Huit cent mille adultes vivant en Suisse sont incapables de lire et de comprendre un texte simple. Et quatre cent mille ne peuvent pas parler la langue du lieu où ils vivent. L’information parue cet été n’est pas signée par une officine de grincheux. Ce sont les chiffres fournis par l’Office fédéral de la statistique. Même en les prenant pour un ordre de grandeur, ils mettent en évidence une situation aussi mal acceptée qu’inquiétante.

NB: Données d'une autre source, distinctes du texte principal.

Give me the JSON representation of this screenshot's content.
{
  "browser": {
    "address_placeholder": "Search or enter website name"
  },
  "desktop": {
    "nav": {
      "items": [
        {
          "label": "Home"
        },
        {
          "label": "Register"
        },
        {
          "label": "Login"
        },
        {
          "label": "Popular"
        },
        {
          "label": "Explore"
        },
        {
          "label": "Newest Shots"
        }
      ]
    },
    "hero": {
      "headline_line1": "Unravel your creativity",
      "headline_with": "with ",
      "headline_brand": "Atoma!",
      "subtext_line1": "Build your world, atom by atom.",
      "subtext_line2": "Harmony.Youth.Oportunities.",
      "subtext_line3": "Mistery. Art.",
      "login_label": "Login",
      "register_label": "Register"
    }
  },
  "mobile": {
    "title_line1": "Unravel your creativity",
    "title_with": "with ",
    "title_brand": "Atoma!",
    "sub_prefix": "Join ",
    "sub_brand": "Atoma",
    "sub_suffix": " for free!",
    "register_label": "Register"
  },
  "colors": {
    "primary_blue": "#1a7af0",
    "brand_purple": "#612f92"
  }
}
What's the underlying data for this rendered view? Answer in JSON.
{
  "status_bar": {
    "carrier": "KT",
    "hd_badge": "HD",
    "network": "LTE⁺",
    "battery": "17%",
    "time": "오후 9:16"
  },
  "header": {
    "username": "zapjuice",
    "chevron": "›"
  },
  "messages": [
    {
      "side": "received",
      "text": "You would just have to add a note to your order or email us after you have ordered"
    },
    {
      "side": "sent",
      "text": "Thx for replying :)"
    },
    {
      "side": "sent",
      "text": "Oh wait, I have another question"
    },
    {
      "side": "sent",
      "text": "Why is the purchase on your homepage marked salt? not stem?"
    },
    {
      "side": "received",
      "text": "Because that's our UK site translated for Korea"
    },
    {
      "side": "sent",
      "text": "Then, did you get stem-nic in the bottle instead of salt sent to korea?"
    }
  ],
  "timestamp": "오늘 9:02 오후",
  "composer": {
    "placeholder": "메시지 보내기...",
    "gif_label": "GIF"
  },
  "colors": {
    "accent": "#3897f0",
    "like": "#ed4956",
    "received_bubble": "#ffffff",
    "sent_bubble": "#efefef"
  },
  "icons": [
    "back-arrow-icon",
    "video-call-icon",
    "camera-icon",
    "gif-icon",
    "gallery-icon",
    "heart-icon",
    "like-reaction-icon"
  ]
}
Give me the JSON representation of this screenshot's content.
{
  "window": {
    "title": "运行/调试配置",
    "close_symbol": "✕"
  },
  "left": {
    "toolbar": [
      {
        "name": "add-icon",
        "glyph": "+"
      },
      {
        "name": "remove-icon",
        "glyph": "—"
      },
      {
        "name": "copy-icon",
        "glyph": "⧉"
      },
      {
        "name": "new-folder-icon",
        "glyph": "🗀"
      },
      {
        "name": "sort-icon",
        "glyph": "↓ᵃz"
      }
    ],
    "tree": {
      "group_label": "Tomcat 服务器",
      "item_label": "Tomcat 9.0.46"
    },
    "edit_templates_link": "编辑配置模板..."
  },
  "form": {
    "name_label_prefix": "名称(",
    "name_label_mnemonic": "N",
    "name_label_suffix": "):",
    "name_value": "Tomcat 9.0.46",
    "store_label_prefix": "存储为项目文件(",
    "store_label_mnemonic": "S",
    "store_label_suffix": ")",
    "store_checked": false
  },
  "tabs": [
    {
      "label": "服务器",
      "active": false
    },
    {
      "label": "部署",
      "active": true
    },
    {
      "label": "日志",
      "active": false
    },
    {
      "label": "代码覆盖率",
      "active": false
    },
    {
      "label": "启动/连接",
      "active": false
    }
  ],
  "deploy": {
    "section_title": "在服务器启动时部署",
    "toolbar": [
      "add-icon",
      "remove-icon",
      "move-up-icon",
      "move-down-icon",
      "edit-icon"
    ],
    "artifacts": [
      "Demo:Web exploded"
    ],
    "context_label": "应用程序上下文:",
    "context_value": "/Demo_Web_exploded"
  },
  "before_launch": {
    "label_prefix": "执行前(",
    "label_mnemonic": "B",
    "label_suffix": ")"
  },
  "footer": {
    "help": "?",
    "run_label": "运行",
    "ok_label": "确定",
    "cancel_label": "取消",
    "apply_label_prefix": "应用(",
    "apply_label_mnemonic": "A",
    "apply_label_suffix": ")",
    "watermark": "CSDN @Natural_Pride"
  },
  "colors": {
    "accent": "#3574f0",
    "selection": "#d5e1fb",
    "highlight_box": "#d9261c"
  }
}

Mal acceptée parce qu’elle vient contredire le sempiternel refrain sur la qualité, pardon, sur l’excellence de la formation helvétique, tellement rabâché qu’il est devenu comme un dogme. Si cette excellence reste heureusement d’actualité dans le domaine de la formation professionnelle et dans de nombreux secteurs de nos hautes écoles, la réalité est moins radieuse du côté de la scolarité obligatoire
La situation est même très inquiétante. L’enquête internationale Pisa réalisée en 2003 a montré que la Suisse ne se plaçait qu’au 13e rang des pays de l’OCDE pour les performances des élèves en lecture. Chaque année, une proportion importante des jeunes achèvent leur scolarité obligatoire sans avoir les bases qui leur permettront de se développer et de vivre normalement dans notre société. Car la lecture est la base de l’accès à la culture et à la formation ultérieure, même sur internet, même si l’on remplace les livres par Google et l’encyclopédie Wikipédia.

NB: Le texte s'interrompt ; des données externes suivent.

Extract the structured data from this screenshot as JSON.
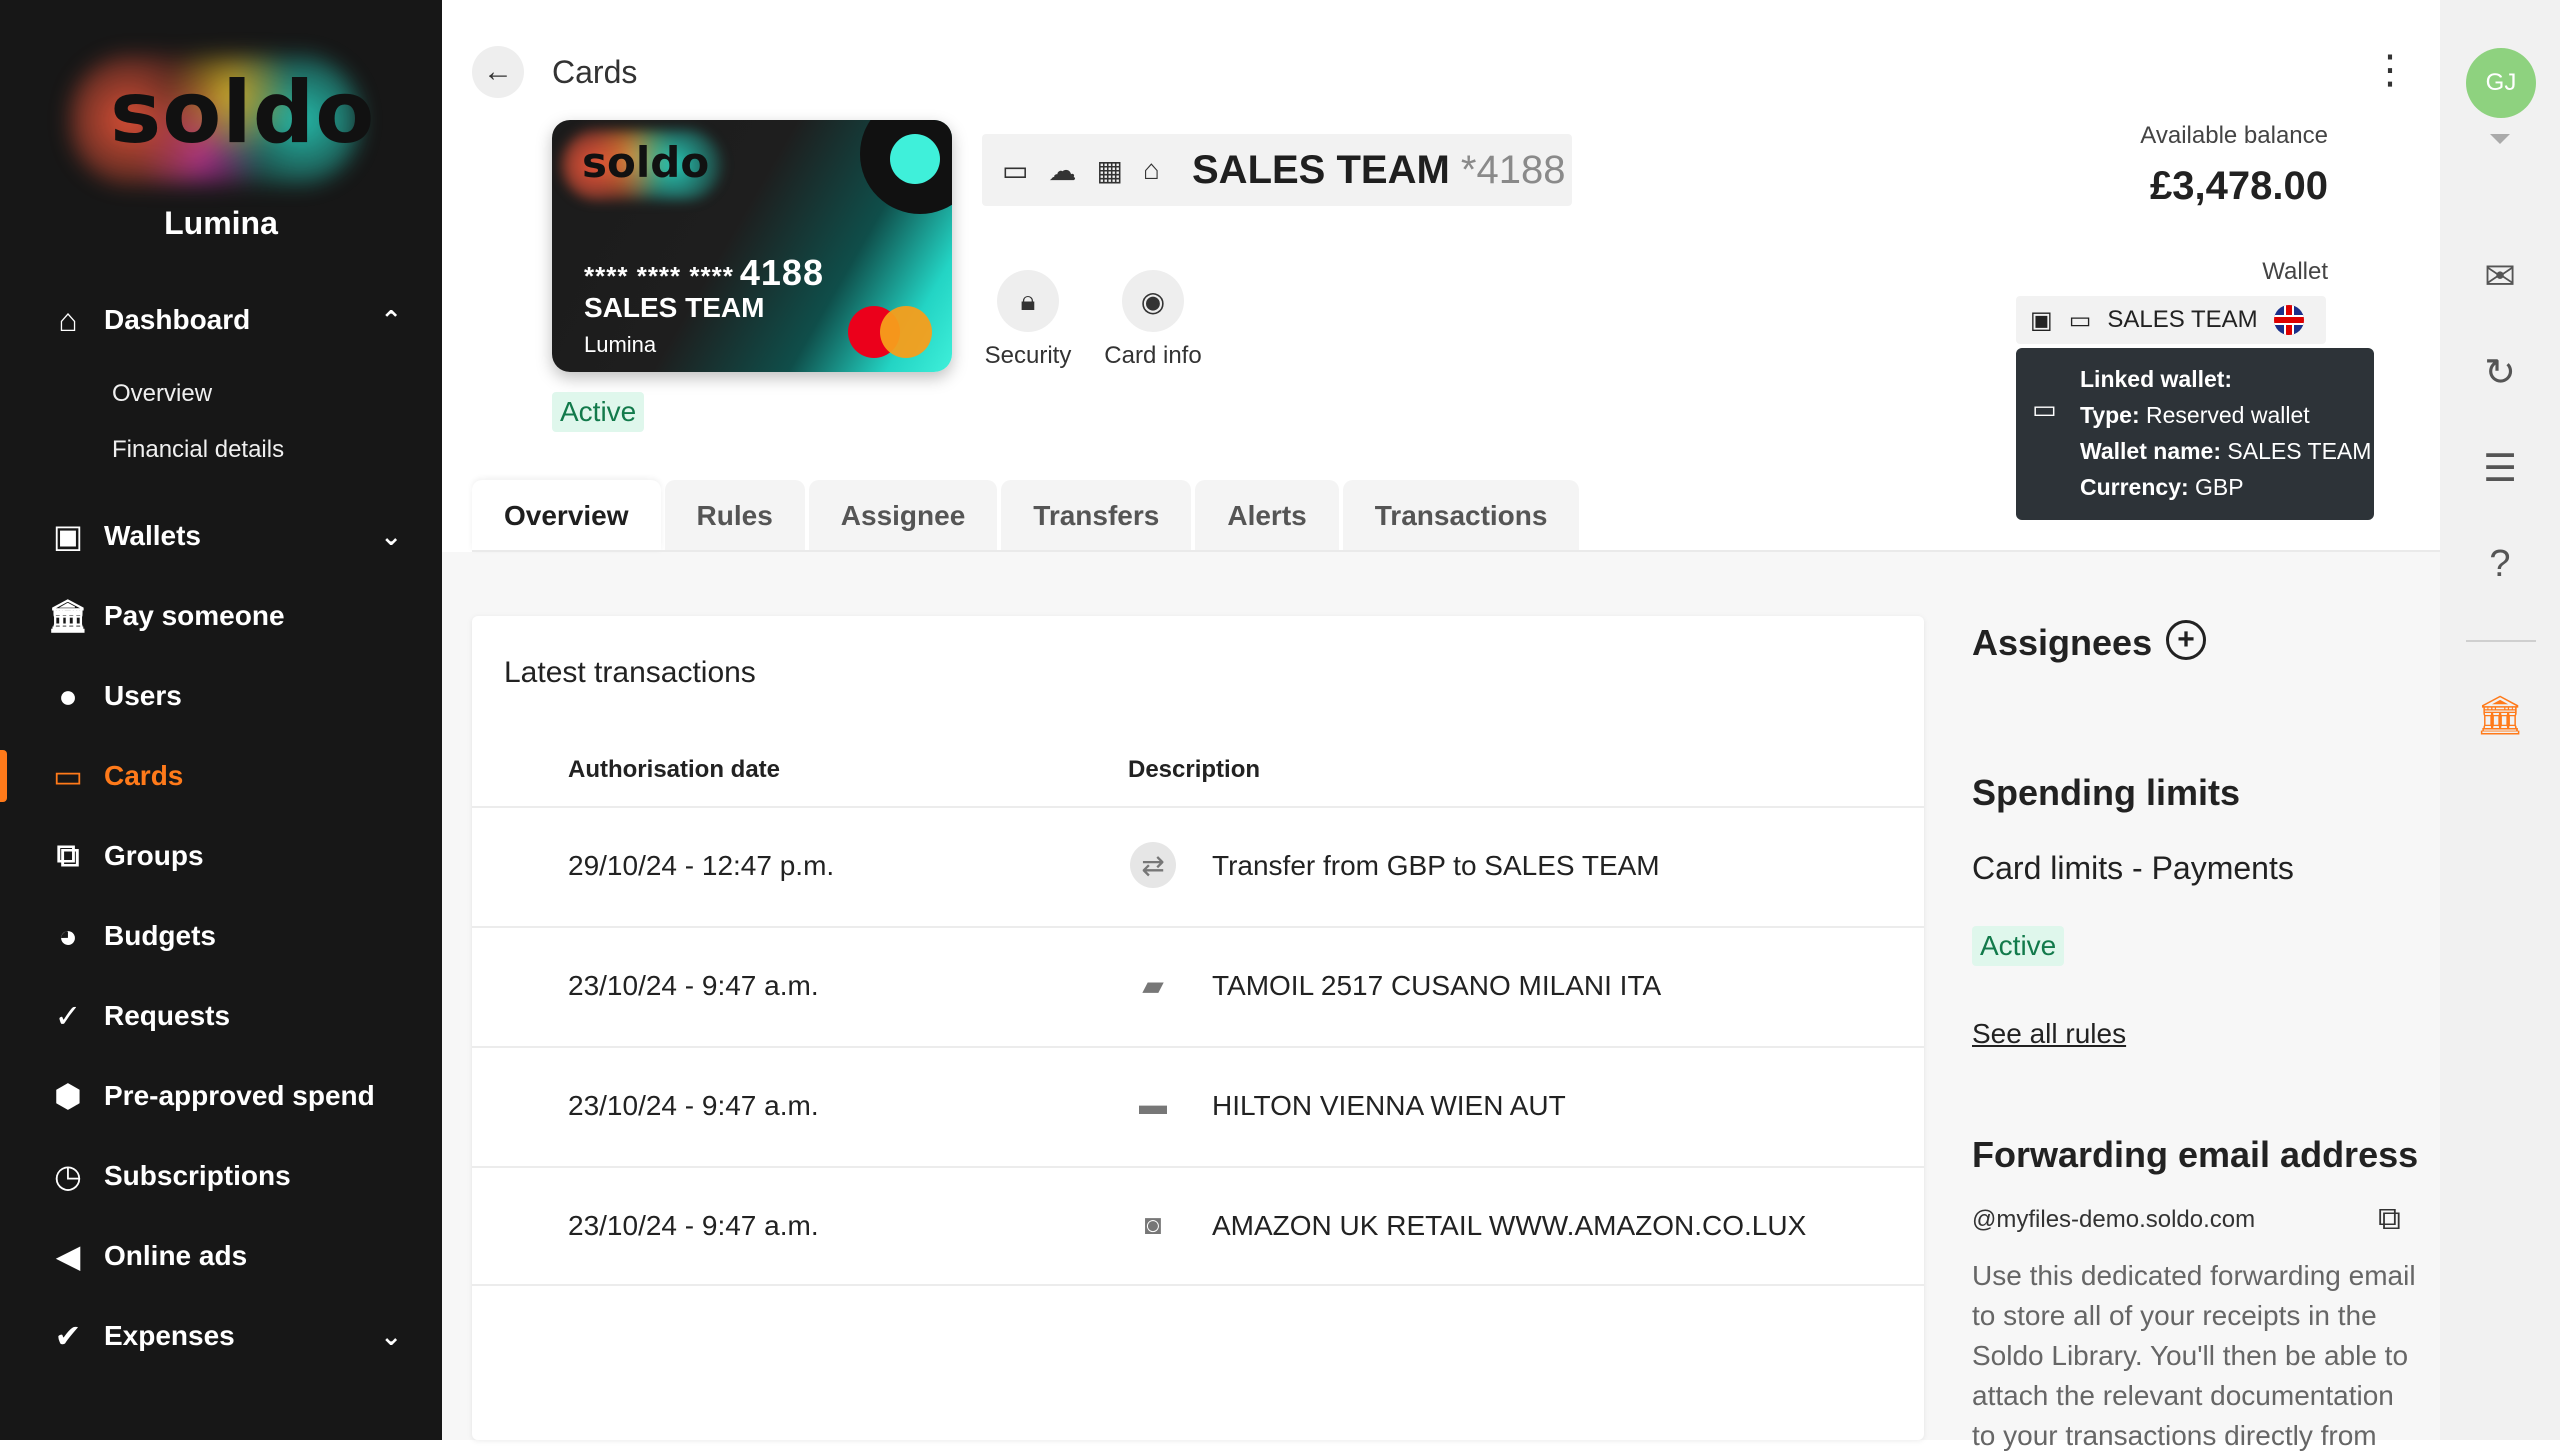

Les lacunes de notre système scolaire sont une aberration humaine et économique. Elles représentent autant un frein à l’intégration des étrangers qu’une entrave à la croissance dans une société fondée sur la connaissance. On dépense beaucoup pour produire des chômeurs en puissance, des adultes mal intégrés, mal dans leur peau. Comme l’expliquent tous ceux qui essaient de se sortir de l’illettrisme, le fait de ne savoir ni lire, ni écrire correctement, c’est connaître la honte, être coupé du monde dans lequel on vit, ne pas pouvoir s’exprimer, se défendre, être piégé par la moindre difficulté.
Que faut-il faire? On n’obtiendra rien sans effort. Isabelle Chassot, la toute nouvelle présidente de la Conférence des directeurs cantonaux de l’instruction publique, a calculé qu’au cours de sa scolarité un jeune Fribourgeois va à l’école 700 heures de plus par exemple qu’un Genevois. Or ce sont les Fribourgeois qui ont obtenu les meilleurs résultats de toute la Suisse romande lors de l’enquête Pisa. Est-ce vraiment un hasard?

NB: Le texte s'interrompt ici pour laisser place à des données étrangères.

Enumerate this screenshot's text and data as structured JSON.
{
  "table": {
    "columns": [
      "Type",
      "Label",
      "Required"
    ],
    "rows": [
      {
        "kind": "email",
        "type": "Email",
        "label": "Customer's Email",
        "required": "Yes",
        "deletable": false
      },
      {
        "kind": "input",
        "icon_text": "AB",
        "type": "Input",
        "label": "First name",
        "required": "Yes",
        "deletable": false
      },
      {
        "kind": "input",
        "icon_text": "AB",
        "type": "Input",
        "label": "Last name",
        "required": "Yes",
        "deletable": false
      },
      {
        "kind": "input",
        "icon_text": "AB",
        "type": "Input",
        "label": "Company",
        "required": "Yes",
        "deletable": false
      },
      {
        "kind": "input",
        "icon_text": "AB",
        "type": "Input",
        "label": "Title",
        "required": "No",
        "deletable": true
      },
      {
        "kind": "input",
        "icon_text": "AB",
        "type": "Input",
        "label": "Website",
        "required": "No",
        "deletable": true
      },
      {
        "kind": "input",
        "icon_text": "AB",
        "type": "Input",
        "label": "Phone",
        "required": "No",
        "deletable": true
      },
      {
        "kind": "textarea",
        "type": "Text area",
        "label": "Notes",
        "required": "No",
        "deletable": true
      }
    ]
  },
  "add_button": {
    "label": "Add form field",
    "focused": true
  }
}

Au lieu de multiplier les dérives pédagogiques coûteuses qui épuisent les enseignants et de jaser sur la dernière réforme des programmes, il convient d’organiser l’école en fonction d’objectifs simples - y aurait-il un problème à rappeler que lire, écrire, et compter correctement constituent la première des priorités de l’enseignement? - et d’évaluer le système scolaire, non sur ses intentions, mais sur ses résultats.
Il faut aussi que cesse ce mépris de la culture de base volontiers affiché par une certaine élite. N’a-t-on pas vu Milena Moser, romancière suisse à succès, répondre récemment au quotidien Le Temps, qui lui demandait, en fin d’interview, de citer une réplique de Molière: «To be or not to be». Si ce n’est pas de l’ignorance crasse, cela se veut sans doute de l’humour ultra chic. Vous n’imaginez quand même pas qu’une écrivaine branchée perde son temps avec les classiques.